The US strike group – made up of an aircraft carrier and several other warships – took on more than 400 Houthi targets in dozens of self-defense operations, according to data shared by officials. the Navy with Business Insider last month.

But McKenzie, who oversaw the high-profile special forces raid in Syria in 2019 to kill or capture then-IS leader Abu Bakr al-Baghdadi, said the United States essentially “caught, not launched” in the Red Sea, despite the deployment of “several warships worth billions of dollars.

While acknowledging that the U.S. Navy had increased its use of munitions, he said it must address the source of the attacks: Houthi leaders and command and control facilities in Yemen.

“I would say the threat of escalation is very low if we carry out these attacks,” McKenzie said.

The sheer number of ships engaged in the region makes it the largest battle the U.S. Navy has been engaged in since World War II, Vice Adm. Brad Cooper told “60 Minutes” in February.

That same month, Rear Admiral Marc Miguez, commander of the US strike group, told BI that they had planes in the sky “all the time.”

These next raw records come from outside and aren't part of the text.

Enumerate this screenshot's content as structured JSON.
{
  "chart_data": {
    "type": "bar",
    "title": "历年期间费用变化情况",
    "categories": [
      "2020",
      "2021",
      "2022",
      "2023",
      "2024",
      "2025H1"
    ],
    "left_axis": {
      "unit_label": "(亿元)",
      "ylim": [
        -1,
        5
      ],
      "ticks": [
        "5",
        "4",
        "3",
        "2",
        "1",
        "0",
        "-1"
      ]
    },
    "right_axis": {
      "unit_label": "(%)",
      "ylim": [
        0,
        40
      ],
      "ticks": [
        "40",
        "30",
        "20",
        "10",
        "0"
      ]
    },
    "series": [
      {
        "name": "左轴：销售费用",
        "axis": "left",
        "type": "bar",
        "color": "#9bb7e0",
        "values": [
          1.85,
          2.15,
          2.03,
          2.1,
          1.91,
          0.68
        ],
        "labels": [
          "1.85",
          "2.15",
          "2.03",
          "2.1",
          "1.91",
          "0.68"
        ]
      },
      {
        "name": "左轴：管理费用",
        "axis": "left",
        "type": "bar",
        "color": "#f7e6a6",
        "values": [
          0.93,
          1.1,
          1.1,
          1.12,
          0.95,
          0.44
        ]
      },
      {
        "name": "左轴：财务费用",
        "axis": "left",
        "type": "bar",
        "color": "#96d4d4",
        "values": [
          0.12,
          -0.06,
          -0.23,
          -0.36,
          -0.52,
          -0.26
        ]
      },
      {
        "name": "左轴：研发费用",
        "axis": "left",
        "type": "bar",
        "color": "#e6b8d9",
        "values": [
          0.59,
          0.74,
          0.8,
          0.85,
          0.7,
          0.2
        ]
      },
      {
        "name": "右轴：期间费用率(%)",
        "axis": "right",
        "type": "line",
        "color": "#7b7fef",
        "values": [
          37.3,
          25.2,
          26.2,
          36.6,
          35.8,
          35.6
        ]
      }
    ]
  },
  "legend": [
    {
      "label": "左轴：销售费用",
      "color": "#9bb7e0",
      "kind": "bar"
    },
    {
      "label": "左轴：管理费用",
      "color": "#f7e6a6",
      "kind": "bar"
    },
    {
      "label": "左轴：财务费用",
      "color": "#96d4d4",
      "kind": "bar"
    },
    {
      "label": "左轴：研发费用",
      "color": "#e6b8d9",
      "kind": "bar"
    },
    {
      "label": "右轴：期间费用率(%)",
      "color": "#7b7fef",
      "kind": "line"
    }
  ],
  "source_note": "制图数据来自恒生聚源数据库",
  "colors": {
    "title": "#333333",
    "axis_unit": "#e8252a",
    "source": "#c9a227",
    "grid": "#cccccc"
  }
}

“It’s a huge effort,” Miguez said.

According to an article from the Arab Institute for the Gulf States in Washington, the Houthis are difficult to degrade or deter, in part because Iran supports them with weapons, but also because they use the conflict to strengthen their internal support in Yemen.

Yahya Sare’e, a spokesman for the Yemeni armed forces, vowed to continue attacks until Israeli “aggression” in Gaza ceases, according to Reuters.

Last month, Director of National Intelligence Avril Haines warned of the prospect of a prolonged conflict, saying the threat from the Houthis would likely remain active for some time.

In an analysis published in February, BI editor Michael Peck said the United States could face the same fate as Egypt, which sent 70,000 troops to Yemen and waged a relentless bombing campaign in the 1960s , but failed to suppress the group.